In sum, the crisis caught most MENA countries with underfinanced, imbalanced and ill-prepared healthcare systems. Yet MENA public health authorities reported overly optimistic assessments of their healthcare systems’ resilience.
But there is a silver lining in two respects. First, some countries adapted and reacted quickly to the pandemic and managed impressive responses both on the policy and pandemic containment fronts. The best examples of substantial investments in public health response are concentrated in the high-income countries of the Gulf Cooperation Council (GCC). Unfortunately, many other countries in the region were unable to make the necessary emergency investments in their public healthcare systems, including with respect to procuring testing, protective gear and eventually vaccines.

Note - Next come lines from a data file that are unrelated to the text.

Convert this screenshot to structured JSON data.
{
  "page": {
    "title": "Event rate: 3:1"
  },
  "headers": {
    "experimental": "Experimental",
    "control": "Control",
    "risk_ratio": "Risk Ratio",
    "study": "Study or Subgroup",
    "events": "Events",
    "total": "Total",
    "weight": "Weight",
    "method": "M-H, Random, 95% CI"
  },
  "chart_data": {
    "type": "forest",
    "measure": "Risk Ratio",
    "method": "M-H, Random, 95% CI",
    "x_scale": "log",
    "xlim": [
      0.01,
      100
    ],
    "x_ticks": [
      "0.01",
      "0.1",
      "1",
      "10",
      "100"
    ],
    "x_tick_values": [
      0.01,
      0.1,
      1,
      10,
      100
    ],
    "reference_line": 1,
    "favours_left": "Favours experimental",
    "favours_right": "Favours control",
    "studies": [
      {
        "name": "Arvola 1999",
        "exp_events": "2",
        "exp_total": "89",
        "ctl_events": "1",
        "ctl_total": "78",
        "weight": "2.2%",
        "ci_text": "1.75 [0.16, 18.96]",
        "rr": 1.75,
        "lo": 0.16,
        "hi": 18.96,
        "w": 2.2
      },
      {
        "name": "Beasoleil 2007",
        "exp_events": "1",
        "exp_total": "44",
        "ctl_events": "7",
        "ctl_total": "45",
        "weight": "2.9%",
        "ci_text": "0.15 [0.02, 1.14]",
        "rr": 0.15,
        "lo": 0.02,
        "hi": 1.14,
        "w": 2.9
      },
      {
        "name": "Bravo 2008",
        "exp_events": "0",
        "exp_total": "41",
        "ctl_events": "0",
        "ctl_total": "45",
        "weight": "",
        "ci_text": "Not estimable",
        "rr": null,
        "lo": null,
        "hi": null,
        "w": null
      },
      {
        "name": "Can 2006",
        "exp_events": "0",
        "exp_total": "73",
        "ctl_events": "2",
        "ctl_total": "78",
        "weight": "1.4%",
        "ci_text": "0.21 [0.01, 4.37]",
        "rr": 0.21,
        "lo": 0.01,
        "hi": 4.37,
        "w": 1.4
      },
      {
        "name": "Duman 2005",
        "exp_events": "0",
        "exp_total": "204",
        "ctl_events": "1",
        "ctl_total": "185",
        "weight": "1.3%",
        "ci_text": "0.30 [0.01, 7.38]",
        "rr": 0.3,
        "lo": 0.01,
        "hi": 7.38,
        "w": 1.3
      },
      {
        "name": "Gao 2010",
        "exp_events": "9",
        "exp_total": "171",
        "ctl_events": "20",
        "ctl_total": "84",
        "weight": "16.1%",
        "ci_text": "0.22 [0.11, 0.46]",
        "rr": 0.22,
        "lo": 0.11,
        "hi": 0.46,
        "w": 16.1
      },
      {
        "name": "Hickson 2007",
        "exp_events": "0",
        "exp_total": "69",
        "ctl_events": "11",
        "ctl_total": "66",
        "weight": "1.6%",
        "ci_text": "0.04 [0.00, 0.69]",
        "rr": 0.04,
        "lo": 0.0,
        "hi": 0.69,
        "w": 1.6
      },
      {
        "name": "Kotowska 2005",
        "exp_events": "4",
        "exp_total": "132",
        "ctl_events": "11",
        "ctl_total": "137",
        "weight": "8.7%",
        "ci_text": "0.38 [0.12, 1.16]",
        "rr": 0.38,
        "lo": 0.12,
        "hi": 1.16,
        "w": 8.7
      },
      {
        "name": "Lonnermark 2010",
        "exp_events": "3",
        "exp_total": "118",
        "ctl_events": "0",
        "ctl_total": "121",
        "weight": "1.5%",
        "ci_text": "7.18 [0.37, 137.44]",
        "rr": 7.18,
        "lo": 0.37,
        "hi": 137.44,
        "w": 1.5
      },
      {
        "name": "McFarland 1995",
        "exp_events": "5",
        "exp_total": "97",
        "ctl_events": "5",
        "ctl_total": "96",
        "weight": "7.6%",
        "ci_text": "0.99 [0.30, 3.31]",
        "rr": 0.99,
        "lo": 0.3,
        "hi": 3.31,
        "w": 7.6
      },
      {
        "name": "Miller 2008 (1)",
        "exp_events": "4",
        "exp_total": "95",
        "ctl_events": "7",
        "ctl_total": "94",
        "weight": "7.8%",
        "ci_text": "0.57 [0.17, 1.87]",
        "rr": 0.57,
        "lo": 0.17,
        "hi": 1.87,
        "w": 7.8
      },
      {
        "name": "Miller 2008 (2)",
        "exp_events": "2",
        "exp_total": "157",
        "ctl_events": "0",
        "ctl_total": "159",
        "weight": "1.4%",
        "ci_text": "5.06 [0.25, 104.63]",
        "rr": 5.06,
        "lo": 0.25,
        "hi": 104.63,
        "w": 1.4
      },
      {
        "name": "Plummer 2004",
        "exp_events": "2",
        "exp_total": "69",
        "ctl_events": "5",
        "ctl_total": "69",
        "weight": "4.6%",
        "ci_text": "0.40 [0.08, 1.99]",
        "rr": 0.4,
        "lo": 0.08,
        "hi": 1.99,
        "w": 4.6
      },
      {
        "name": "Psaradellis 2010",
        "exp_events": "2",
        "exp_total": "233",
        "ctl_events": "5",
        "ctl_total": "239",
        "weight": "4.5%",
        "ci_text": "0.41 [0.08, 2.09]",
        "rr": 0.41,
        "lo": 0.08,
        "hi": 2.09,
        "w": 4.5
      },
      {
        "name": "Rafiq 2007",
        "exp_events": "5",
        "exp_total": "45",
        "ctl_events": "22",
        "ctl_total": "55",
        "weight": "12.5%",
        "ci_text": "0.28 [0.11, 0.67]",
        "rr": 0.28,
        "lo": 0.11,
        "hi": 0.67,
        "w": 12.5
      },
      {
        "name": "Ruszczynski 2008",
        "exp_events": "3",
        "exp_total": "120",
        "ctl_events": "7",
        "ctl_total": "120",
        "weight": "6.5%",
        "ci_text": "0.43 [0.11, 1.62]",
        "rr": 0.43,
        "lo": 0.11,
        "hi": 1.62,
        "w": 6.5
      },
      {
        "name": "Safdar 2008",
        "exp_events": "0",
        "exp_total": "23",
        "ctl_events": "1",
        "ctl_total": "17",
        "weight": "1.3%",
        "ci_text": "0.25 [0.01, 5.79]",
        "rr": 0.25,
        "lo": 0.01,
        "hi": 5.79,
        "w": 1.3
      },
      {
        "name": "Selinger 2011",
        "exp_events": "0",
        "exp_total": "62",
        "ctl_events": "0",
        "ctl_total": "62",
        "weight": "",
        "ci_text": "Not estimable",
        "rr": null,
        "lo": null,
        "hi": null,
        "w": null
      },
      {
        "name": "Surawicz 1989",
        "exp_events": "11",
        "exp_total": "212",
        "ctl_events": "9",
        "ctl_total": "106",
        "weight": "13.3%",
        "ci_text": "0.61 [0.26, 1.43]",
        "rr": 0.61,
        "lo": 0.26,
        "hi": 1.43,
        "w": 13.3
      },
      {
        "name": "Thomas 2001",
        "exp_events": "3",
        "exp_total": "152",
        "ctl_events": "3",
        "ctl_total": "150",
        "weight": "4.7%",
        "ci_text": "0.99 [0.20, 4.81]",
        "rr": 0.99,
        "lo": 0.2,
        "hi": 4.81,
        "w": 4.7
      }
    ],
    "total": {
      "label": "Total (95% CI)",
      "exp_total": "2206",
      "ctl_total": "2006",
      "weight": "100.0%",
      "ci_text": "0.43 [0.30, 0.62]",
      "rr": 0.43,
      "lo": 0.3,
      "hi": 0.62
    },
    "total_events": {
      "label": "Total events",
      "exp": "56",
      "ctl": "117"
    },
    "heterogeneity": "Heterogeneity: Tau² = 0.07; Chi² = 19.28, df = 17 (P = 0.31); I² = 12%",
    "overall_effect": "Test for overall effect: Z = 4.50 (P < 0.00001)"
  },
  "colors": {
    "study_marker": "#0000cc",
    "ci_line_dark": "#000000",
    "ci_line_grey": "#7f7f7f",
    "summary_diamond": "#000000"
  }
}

Second, the use of data – a necessary ingredient – became critical for public health policy-making. The advances made in this regard can be built on for deeper reforms and building resilient healthcare systems to handle future public health calamities that will arise due to conflict, natural disasters associated with climate change and, yes, future epidemics.
Together with a strong focus on building core public health functions, embracing and leveraging the power of data openness can help to promote the region’s recovery and build truly resilient healthcare systems.
Further reading
Gatti, Roberta; Lederman, Daniel; Fan, Rachel Yuting; Hatefi, Arian; Nguyen, Ha; Sautmann, Anja; Sax, Joseph Martin; Wood, Christina (2021) ‘Overconfident: How Economic and Health Fault Lines Left the Middle East and North Africa Ill-Prepared to Face COVID-19’, Middle East and North Africa Economic Update (October), World Bank.
Karlinsky, Ariel, and Dmitry Kobak, 2021 ‘Tracking excess mortality across countries during the COVID-19 pandemic with the World Mortality Dataset’, eLife 10: e69336.